So last week was banned books week! I recorded a few videos on the topic for my facebook page, and ranted about a few different books and the basis on which they were banned. Needless to say, I was incensed. The books I chose were banned often on the basis of religious difference, and I always found that sort of…ya know, counter-intuitive, considering how the US was founded on the idea of religious freedom. Yep.
So winding down banned books week was interesting! One of my favorite posts I read was by a long-time favorite author, Diane Duane. At the end of banned books week, she found out her book had been banned in Texas! Oh, the timing. SO perfect. The 9th book in her Young Wizards series was banned on account of violence and horror. Yyeahhh. Of course it was.
“Believe something and the Universe is on its way to being changed. Because you’ve changed, by believing. Once you’ve changed, other things start to follow. Isn’t that the way it works?” ~ Diane Duane, So You Want to Be a Wizard
I harped on this a lot during banned books week with my videos, but I think it’s especially important to write about here — you never really know which book you’re going to pick up and read that will change the way you look at life — or frame your world-view. And yet, across the country, people are banning books from being widely available to children due to their own belief systems. I’ve personally always been a voracious reader. When I was a kid, it was always like pulling teeth to get me to do much else. I read books like The Hobbit, the Young Wizards series, and Harry Potter. Why? Because each book, with a world of its own written in between the covers, helped me frame the world I lived in. It helped me, in the long run, become who I am today. I can’t fathom why people would take that opportunity from young people on purpose.
I feel like the world is a better place with more readers in it. I think that…well, it’s important, especially in a world where writing and reading are taking second place to things like television, video games and movies, to read as widely and as much as possible. The more people find reason to ban books, the less likely it will be that young people start to read what they love — especially if books required by common core in schools are not to their liking.
Books teach kids how to be empathetic. They teach kids how to be imaginative in a world where everyone seems to be striving to be “normal,” whatever that’s supposed to mean. Maybe that means books teach kids to be writers. That’s kind of what happened to me.
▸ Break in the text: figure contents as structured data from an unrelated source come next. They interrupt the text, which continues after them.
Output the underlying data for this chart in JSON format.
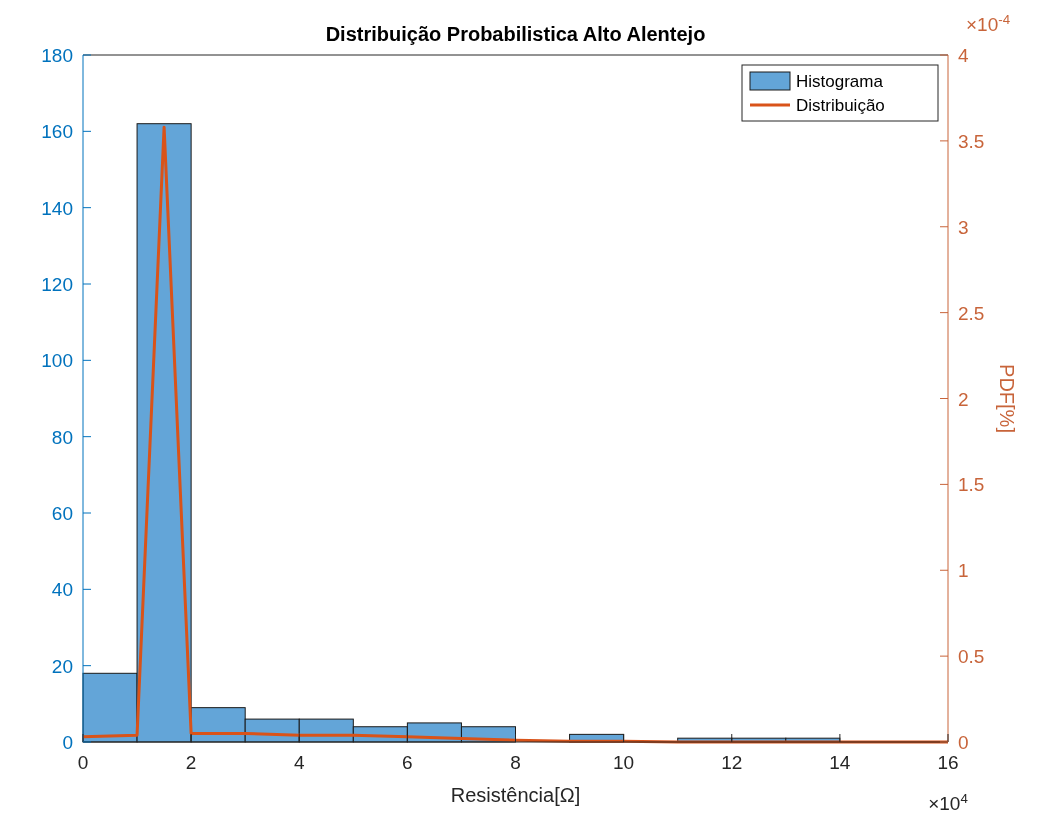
{
  "chart_data": {
    "type": "histogram",
    "title": "Distribuição Probabilistica Alto Alentejo",
    "xlabel": "Resistência[Ω]",
    "y2label": "PDF[%]",
    "bins": [
      0,
      1,
      2,
      3,
      4,
      5,
      6,
      7,
      8,
      9,
      10,
      11,
      12,
      13,
      14,
      15,
      16
    ],
    "series": [
      {
        "name": "Histograma",
        "color": "#63a5d8",
        "values": [
          18,
          162,
          9,
          6,
          6,
          4,
          5,
          4,
          0,
          2,
          0,
          1,
          1,
          1,
          0,
          0
        ]
      },
      {
        "name": "Distribuição",
        "type": "line",
        "axis": "y2",
        "color": "#d95319",
        "x": [
          0,
          1,
          1.5,
          2,
          3,
          4,
          5,
          6,
          7,
          8,
          9,
          10,
          11,
          12,
          13,
          14,
          15,
          16
        ],
        "values": [
          0.03,
          0.04,
          3.58,
          0.05,
          0.05,
          0.04,
          0.04,
          0.03,
          0.02,
          0.01,
          0.005,
          0.005,
          0,
          0,
          0,
          0,
          0,
          0
        ]
      }
    ],
    "xlim": [
      0,
      16
    ],
    "xticks": [
      0,
      2,
      4,
      6,
      8,
      10,
      12,
      14,
      16
    ],
    "ylim": [
      0,
      180
    ],
    "yticks": [
      0,
      20,
      40,
      60,
      80,
      100,
      120,
      140,
      160,
      180
    ],
    "y2lim": [
      0,
      4
    ],
    "y2ticks": [
      0,
      0.5,
      1,
      1.5,
      2,
      2.5,
      3,
      3.5,
      4
    ],
    "annotations": [
      "×10$^{4}$",
      "×10$^{-4}$"
    ],
    "legend": "top right",
    "grid": false
  }
}
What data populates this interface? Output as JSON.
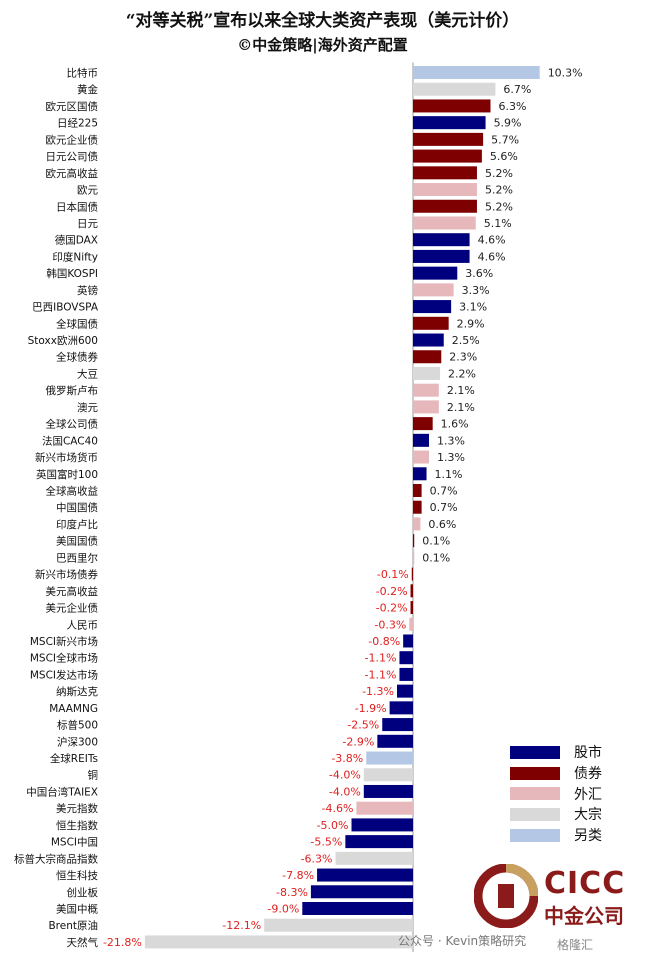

“You have your own stories to write. And when it comes to that, who writes the things written in your body, your life? And who reads?” ~ Diane Duane, So You Want to Be A Wizard
Banning books is essentially the same as banning creativity. And I’ve always been of a mind that any type of art is a gift that shouldn’t be wasted. So, I say — inspire. Imagine. Read and write and make your art! Nobody else can do it for you. And nobody ever should tell you not to read a book you feel called to read. (Goodness, just imagine if the main character, Nita, of the Young Wizards series was banned from reading So You Want to Be a Wizard!)
Banned Books Week celebrated that which is deemed inappropriate for — often times — very selfish reasons, and basically invites the entire world to rage against that. So — good folks — rage. Read as many banned books as you possibly can. Read them, and then pass them on to people who might need them.
Worthy of repetition — you never know which book you’ll pick up that will change the way you live your life. So go forth, and turn pages.